Alla vigilia della sentenza del processo Condor, l’ambasciata del Cile ha organizzato una mostra per esporre gli scatti di Juan Bosco Maino Canales, sequestrato quando aveva 27 anni e poi ucciso dai militari di Pinochet. Questi scatti, come spiega la sorella Margherita, giunta a Roma per assistere alla sentenza di oggi nell’Aula Bunker del carcere di Rebibbia, “ci permettono di recuperare il modo in cui mio fratello vedeva il mondo. Non potremo riavere Juan indietro, ma possiamo vedere che concepiva un mondo basato sulla giustizia”. I negativi di Juan sono stati recuperati in parte dalla famiglia in parte da una giornalista, e mostrano il suo lavoro nell’ambito del progetto ‘Padri e figli‘ del Centro di ricerca e sviluppo dell’istruzione (Cide), per il quale lavoro’ come fotografo dal 1973 al 1976. Il progetto puntava alla promozione dell’alfabetizzazione popolare.
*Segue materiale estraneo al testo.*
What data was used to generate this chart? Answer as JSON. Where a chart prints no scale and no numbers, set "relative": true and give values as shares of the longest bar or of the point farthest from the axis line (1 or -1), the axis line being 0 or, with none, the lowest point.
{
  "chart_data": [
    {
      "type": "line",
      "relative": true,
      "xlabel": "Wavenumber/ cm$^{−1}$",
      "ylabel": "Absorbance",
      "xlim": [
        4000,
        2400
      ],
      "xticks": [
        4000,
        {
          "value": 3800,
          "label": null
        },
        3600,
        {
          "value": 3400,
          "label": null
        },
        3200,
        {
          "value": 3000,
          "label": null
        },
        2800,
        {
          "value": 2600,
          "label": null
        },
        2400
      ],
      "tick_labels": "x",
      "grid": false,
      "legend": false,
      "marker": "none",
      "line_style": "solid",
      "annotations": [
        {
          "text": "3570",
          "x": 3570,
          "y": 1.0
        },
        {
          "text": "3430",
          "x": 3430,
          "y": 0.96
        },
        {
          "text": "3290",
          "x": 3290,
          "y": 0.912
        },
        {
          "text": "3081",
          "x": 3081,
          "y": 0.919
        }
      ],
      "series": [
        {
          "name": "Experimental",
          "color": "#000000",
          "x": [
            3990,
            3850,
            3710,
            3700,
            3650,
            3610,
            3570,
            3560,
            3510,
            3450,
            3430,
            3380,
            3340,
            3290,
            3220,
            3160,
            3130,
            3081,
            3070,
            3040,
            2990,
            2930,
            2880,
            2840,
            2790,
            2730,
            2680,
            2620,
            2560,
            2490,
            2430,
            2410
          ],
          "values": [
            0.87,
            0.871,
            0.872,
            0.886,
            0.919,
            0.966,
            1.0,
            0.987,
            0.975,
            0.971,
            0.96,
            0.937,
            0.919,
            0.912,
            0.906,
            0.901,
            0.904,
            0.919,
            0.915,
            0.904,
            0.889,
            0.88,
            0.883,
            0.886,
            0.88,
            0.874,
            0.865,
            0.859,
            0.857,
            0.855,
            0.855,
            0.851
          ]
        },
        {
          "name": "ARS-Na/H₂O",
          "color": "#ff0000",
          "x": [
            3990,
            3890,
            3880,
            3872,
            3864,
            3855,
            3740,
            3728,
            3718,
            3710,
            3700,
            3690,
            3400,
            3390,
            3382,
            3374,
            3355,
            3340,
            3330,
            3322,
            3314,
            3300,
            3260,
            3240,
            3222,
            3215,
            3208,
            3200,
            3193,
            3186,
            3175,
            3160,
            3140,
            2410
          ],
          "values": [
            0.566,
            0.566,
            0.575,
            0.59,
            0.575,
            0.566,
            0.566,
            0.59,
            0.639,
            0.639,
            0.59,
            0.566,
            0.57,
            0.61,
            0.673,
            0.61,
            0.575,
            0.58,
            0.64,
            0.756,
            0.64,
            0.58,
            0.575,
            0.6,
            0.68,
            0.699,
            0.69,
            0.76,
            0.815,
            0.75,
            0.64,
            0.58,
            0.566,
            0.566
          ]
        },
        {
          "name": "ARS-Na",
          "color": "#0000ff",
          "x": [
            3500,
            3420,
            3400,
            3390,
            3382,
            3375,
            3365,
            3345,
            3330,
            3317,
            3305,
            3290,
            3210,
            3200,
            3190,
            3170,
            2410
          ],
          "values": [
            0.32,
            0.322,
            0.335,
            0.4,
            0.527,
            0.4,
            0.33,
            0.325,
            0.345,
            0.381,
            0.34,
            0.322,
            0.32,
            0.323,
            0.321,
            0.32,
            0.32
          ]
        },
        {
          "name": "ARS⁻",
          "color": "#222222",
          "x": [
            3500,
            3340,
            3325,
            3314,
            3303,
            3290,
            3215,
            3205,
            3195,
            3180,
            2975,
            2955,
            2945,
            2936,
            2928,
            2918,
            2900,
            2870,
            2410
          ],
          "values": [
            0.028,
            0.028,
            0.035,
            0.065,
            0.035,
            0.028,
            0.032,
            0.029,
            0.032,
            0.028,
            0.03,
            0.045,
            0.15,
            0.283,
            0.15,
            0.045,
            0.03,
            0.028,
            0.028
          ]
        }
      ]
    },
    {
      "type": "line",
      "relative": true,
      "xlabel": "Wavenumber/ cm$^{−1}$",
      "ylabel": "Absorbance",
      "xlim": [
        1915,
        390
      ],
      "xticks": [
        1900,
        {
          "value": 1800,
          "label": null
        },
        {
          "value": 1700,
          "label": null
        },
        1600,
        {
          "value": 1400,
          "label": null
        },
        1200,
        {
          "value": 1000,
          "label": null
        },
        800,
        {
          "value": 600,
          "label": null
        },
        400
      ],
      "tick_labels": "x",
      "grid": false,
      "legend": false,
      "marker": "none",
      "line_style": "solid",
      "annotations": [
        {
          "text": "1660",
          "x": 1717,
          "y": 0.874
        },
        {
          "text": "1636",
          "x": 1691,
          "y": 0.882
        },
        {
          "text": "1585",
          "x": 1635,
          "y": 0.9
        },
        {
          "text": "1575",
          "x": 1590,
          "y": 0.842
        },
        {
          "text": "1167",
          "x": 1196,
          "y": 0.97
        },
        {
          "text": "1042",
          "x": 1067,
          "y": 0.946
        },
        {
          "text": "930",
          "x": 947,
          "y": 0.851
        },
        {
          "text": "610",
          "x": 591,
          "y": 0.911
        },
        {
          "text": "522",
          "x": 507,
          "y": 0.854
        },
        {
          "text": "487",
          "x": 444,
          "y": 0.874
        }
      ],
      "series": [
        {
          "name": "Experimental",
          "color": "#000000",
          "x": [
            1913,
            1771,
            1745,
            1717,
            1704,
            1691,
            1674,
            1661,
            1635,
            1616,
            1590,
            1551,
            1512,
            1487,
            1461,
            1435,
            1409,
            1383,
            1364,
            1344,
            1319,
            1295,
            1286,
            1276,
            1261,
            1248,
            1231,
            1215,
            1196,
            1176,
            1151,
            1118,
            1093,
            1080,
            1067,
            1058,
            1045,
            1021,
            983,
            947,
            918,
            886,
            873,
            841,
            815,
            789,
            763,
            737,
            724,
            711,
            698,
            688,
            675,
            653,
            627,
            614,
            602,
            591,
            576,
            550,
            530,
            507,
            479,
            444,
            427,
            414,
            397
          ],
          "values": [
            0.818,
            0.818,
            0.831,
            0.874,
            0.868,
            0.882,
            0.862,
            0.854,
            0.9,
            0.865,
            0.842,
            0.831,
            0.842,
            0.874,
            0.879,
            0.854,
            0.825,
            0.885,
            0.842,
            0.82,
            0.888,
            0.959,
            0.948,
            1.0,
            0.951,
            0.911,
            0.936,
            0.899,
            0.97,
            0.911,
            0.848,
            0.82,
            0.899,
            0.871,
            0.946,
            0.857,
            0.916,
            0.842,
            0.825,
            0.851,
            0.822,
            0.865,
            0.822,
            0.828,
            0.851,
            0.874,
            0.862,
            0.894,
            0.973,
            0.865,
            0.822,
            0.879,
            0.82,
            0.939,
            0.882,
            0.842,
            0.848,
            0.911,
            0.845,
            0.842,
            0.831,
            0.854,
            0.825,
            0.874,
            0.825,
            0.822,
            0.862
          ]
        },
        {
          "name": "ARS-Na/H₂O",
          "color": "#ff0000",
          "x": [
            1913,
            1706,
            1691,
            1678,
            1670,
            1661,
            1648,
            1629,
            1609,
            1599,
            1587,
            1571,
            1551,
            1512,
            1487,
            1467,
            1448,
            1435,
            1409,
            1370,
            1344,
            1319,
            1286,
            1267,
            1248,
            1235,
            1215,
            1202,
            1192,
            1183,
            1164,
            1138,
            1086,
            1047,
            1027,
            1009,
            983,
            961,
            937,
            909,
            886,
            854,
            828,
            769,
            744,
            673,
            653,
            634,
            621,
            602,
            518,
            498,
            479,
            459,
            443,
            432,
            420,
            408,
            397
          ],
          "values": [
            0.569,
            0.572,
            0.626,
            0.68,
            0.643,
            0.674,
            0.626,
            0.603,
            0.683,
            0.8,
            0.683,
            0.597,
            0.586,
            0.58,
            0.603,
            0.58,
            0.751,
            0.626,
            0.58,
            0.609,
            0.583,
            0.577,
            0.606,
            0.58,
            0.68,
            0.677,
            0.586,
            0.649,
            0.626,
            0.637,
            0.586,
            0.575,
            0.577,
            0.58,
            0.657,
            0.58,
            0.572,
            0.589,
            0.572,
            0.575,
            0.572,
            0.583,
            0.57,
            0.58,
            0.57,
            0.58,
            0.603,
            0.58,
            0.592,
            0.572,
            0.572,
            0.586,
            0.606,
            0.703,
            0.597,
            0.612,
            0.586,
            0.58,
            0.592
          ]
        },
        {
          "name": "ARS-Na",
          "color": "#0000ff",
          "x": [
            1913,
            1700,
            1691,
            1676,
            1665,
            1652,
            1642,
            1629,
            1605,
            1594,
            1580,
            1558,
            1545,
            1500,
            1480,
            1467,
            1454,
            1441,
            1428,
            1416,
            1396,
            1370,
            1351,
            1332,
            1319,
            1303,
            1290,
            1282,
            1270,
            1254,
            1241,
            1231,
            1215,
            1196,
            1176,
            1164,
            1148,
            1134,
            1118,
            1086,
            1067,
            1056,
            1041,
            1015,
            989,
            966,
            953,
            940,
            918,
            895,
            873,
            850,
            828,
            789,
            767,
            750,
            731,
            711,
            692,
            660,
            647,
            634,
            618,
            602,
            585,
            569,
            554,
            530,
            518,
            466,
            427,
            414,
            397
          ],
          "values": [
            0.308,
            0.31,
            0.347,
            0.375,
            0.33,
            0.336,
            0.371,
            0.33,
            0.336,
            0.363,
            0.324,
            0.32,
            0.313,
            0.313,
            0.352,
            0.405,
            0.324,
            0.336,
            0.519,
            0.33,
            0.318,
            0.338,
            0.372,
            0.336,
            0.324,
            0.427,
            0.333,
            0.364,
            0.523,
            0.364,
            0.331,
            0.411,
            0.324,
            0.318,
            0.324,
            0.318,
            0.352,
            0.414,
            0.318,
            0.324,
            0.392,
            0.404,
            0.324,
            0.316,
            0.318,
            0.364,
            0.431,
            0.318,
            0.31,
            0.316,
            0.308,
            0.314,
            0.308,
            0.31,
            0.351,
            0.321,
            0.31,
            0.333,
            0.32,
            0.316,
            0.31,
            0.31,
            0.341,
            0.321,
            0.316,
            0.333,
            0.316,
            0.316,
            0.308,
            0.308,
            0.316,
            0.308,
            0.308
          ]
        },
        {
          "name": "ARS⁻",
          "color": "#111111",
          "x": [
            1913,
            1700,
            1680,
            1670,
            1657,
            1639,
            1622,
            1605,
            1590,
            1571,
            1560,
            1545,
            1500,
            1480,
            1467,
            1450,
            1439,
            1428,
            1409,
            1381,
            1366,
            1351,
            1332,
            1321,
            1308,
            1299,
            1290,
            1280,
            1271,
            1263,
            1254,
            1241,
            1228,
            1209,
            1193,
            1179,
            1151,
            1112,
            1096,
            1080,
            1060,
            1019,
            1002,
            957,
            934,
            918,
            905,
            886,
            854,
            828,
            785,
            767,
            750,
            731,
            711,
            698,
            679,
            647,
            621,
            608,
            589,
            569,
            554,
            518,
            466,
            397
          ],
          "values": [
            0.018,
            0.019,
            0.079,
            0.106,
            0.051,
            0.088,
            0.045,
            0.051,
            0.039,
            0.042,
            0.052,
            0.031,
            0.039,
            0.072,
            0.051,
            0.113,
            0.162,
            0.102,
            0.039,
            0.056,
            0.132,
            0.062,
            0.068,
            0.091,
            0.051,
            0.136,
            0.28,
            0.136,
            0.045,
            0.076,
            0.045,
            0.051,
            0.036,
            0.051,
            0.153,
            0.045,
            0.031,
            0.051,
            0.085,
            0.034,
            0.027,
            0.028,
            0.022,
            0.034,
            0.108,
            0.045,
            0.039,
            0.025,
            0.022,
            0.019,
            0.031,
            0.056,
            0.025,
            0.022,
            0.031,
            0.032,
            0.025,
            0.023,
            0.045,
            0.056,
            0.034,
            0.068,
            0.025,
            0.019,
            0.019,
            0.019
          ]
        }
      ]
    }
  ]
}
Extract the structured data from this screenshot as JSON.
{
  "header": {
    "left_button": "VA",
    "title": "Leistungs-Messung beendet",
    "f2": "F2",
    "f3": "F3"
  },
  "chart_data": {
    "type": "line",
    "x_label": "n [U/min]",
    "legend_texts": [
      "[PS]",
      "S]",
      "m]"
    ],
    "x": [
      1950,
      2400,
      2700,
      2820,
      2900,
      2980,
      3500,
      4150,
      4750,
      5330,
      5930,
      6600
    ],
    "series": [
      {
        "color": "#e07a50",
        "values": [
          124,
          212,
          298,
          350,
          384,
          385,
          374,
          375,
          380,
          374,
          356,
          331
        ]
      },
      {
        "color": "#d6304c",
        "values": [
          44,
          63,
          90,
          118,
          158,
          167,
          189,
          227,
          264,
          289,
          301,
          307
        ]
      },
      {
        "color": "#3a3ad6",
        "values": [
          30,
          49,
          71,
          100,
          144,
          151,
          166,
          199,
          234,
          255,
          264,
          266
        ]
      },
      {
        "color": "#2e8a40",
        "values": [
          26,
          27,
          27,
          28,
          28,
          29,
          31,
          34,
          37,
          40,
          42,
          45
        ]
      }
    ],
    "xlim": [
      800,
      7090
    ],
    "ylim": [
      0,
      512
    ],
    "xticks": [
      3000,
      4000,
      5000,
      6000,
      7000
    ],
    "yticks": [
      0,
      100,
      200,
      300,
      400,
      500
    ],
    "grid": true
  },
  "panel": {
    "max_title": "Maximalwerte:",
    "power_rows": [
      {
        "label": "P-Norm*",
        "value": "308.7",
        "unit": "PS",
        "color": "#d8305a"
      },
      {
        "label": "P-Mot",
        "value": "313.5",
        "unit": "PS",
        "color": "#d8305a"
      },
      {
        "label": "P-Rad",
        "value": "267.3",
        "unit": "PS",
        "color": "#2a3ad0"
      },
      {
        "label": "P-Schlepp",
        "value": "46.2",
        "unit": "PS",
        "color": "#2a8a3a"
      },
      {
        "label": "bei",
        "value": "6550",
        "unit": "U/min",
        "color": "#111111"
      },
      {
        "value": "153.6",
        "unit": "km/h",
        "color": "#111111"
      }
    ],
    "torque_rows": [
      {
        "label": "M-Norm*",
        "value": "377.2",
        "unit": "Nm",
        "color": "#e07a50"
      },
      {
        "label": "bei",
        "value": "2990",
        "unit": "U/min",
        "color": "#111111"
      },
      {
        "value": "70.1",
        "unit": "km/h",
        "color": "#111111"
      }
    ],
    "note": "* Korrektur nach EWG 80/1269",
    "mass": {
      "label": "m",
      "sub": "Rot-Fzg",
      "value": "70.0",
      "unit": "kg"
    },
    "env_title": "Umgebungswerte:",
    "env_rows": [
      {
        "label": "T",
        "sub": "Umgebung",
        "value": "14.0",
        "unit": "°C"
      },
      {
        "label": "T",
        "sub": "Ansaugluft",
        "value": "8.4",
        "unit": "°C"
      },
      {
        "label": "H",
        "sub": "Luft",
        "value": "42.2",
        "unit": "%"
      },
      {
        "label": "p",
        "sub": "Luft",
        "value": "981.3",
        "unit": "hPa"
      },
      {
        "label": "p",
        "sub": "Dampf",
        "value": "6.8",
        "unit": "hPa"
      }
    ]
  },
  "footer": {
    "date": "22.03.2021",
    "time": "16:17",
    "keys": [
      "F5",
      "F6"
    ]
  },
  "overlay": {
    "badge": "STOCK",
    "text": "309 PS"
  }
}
Dopo il colpo di Stato di Pinochet, il Cide è diventato un punto di riferimento per coloro che si opponevano al regime dei militari. Una testimonianza della resistenza di tanti cittadini del Cile, ma anche per tutti gli altri che combatterono contro le dittature in Sud America di quegli anni. “Il Piano Condor è stato realizzato nel periodo della Guerra fredda, quando il mondo era diviso tra Unione Sovietica e Stati Uniti” ha spiegato all’agenzia DIRE a margine dell’evento di ieri l’ambasciatore cileno Fernando Ayala. “Non c’è nessun dubbio- ha evidenziato- che la Cia e gli americani siano stati dietro tantissime cose accadute sul piano politico in America Latina. Oggi dobbiamo guardare al futuro, ma non dimenticare quello che è successo nella nostra storia“. La dittatura in Cile è finita nel 1990, ma “i processi continuano fino a oggi perchè i crimini di lesa umanità non hanno fine”, ha aggiunto. In quanto al nostro presente, “io sono un ottimista. Rispetto a 20-25 anni fa- ha detto ancora- oggi quasi tutti i paesi dell’America Latina hanno sistemi democratici. Abbiamo difficoltà economiche, di disuguaglianza, ma in generale è un continente senza guerre, in cui la gente può vivere tranquilla”.